In this story, it seems that the blood is directed by the intentions of the practitioner; the mother casts spells with the intention of protecting her daughter from their true legacy, while Izzy looks to embrace the darkness, the death – the Hellbender – within. So when Izzy dresses a stick with blood, it gravitates towards the earth, burying itself beneath the moss-laden soil.
It turned its back on heaven and “bent towards hell.”

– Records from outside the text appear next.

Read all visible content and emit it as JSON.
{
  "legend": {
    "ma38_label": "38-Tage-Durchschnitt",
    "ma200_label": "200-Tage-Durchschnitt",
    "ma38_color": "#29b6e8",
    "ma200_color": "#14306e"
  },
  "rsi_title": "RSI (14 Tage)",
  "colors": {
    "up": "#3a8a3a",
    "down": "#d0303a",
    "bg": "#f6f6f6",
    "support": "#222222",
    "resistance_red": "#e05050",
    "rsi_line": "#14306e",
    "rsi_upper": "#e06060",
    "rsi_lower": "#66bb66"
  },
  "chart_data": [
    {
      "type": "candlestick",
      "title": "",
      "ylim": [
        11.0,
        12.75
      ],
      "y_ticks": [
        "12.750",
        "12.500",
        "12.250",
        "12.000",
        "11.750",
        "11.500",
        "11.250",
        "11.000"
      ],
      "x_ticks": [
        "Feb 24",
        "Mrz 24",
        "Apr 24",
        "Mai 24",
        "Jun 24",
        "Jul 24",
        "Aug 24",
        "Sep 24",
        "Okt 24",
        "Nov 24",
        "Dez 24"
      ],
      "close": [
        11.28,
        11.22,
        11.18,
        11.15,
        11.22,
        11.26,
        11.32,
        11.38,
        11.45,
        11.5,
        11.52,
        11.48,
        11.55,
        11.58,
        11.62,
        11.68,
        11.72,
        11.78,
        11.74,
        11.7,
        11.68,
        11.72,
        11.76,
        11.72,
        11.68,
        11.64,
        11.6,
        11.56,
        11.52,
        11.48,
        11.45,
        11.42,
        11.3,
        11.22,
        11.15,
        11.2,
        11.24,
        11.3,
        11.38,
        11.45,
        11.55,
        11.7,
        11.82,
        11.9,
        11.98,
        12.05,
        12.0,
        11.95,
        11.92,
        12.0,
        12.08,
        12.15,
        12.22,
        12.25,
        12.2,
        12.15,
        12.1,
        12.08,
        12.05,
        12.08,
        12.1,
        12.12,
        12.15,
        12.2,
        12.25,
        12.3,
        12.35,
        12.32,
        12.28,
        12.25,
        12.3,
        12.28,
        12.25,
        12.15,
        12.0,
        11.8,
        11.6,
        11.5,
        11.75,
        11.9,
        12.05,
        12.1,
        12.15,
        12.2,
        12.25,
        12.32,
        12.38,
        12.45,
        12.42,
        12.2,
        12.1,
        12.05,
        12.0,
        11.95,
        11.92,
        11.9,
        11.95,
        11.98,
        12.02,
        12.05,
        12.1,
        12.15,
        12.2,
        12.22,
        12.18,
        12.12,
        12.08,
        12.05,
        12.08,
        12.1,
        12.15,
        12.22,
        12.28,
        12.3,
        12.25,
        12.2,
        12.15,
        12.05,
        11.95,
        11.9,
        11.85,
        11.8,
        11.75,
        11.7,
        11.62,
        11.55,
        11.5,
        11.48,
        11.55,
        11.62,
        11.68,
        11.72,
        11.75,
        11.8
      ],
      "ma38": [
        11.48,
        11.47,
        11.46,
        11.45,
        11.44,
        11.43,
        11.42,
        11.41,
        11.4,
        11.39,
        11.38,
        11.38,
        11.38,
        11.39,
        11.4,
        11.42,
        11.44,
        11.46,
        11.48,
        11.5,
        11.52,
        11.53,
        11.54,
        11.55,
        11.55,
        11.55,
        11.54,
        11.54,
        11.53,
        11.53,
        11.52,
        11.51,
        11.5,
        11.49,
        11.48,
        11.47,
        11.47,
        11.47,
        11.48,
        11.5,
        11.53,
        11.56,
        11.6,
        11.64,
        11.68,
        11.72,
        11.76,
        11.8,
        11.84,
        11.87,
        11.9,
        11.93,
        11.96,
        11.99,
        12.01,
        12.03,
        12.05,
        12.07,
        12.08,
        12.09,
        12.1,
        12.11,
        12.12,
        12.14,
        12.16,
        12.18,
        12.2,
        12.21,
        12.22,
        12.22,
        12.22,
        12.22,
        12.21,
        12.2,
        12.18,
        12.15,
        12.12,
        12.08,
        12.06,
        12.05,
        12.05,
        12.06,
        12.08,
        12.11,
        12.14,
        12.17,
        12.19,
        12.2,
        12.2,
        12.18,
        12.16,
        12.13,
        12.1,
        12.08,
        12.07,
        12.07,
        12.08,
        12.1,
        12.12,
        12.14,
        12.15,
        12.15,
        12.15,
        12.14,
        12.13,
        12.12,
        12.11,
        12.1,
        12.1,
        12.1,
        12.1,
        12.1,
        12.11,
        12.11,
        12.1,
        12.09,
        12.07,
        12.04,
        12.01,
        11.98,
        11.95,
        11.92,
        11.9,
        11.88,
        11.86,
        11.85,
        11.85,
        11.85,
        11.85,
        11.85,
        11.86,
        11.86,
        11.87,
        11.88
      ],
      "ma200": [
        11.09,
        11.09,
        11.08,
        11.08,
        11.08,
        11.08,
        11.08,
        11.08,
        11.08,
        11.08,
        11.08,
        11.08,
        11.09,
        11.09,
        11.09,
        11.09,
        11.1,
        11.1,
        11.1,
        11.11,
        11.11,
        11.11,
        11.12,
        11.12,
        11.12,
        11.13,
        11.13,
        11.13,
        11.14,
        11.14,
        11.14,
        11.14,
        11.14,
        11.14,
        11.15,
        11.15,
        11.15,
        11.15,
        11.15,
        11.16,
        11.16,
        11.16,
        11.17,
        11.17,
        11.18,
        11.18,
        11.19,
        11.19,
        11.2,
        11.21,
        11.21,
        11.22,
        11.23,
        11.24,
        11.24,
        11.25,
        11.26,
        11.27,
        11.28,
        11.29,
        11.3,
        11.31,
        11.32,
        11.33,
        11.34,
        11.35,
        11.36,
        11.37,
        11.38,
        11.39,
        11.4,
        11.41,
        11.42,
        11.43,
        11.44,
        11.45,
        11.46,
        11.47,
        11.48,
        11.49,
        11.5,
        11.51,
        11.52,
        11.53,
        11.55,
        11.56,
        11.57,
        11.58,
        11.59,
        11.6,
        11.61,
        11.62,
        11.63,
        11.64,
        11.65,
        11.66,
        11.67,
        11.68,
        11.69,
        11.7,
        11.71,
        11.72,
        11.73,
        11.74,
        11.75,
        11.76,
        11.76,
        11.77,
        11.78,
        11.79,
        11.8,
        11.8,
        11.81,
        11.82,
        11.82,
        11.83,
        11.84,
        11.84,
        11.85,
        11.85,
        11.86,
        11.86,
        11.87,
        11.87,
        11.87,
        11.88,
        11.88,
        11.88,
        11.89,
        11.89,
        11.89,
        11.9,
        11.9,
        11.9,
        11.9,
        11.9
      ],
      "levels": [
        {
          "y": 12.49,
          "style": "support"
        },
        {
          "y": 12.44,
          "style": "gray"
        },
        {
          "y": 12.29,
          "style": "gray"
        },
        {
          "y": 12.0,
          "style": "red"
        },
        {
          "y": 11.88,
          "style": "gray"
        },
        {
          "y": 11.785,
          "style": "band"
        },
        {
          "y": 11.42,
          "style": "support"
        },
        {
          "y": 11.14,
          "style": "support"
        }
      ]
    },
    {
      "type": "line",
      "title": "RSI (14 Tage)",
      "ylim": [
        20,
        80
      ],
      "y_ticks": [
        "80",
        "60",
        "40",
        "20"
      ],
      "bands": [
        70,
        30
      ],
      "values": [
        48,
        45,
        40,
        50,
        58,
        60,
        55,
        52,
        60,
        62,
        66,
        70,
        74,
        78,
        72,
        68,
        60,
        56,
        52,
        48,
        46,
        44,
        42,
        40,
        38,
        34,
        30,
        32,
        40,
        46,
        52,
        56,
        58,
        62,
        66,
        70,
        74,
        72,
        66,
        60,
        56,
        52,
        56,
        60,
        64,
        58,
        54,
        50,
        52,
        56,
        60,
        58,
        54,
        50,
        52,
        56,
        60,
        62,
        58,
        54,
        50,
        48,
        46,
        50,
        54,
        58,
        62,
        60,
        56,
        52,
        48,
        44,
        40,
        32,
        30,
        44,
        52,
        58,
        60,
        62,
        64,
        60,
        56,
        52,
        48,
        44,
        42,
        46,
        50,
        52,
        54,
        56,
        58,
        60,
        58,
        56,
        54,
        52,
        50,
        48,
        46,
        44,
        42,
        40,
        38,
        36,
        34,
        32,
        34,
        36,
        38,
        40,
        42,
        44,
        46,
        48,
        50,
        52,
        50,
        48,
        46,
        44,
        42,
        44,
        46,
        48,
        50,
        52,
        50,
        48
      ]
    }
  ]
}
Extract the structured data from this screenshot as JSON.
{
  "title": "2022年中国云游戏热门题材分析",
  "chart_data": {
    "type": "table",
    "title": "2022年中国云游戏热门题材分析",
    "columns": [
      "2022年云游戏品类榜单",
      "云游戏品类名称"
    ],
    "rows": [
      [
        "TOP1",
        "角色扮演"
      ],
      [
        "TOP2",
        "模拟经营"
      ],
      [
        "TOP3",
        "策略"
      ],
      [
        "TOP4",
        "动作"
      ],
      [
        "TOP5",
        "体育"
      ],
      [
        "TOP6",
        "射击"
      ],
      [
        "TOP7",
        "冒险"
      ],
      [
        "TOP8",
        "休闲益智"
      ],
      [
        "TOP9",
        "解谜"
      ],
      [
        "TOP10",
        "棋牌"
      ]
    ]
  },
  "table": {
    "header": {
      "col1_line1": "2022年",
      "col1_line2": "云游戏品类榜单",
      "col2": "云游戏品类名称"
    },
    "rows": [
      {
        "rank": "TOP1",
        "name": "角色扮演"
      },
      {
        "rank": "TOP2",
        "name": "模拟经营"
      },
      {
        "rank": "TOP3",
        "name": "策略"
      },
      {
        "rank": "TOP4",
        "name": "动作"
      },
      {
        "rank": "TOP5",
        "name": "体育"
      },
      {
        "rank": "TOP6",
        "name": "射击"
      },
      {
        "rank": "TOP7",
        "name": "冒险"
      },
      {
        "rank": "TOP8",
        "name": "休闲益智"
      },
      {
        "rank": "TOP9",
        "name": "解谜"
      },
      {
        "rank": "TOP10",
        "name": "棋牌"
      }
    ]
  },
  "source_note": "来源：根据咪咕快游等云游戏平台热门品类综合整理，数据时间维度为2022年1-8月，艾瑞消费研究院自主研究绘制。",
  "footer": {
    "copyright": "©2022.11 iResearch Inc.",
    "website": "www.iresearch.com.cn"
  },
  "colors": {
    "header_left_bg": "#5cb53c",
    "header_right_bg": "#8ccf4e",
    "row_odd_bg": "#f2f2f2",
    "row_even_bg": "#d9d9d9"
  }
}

Throughout history, blood has been demonized, mainly associated with sacrifice, ritual, and as a main ingredient in spellwork, as we see in both of these films. It is both feared and revered, both necessary and vile. It could be said it embodies the paradox of the Witch herself – cast out, cursed, exiled…except for when a cure is needed, or a spell, or a prediction. After her services are complete, she is once again the outcast. The haggard wretch. The evil soul lurking deep within the blackened wood, always hungry for the flesh and blood of children. Of the innocent.
Of the pure.
Within both of these films lies themes of fear, of isolation, of danger in the ‘other’ – those who have the power to wield otherworldly magic or forces to be used against humanity. Those who would be forced to deny themselves, their truth, their essence, in favor of the status quo. In favor of the idea of ‘safety.’ But what if we didn’t fear those who dwell on the outskirts of society? Those we’ve been systematically taught to revile, to shun, to hunt? What if we chose to see them, to meet them, to engage with them – to know them? What if, instead of seeing those who are different from us as a perceived threat, we saw each individual for what they truly are – people. We are all dynamic, composed of myriad opposites and our own personal indwelling magic and power. We are all composed of blood, and all of the power and magic within it. Because make no mistake – there is power in blood. And it is up to each and everyone one of us to wield that power with the utmost diligence, the utmost respect, and the utmost regard for the world within which we all have the deep, deep honoring and privilege of living.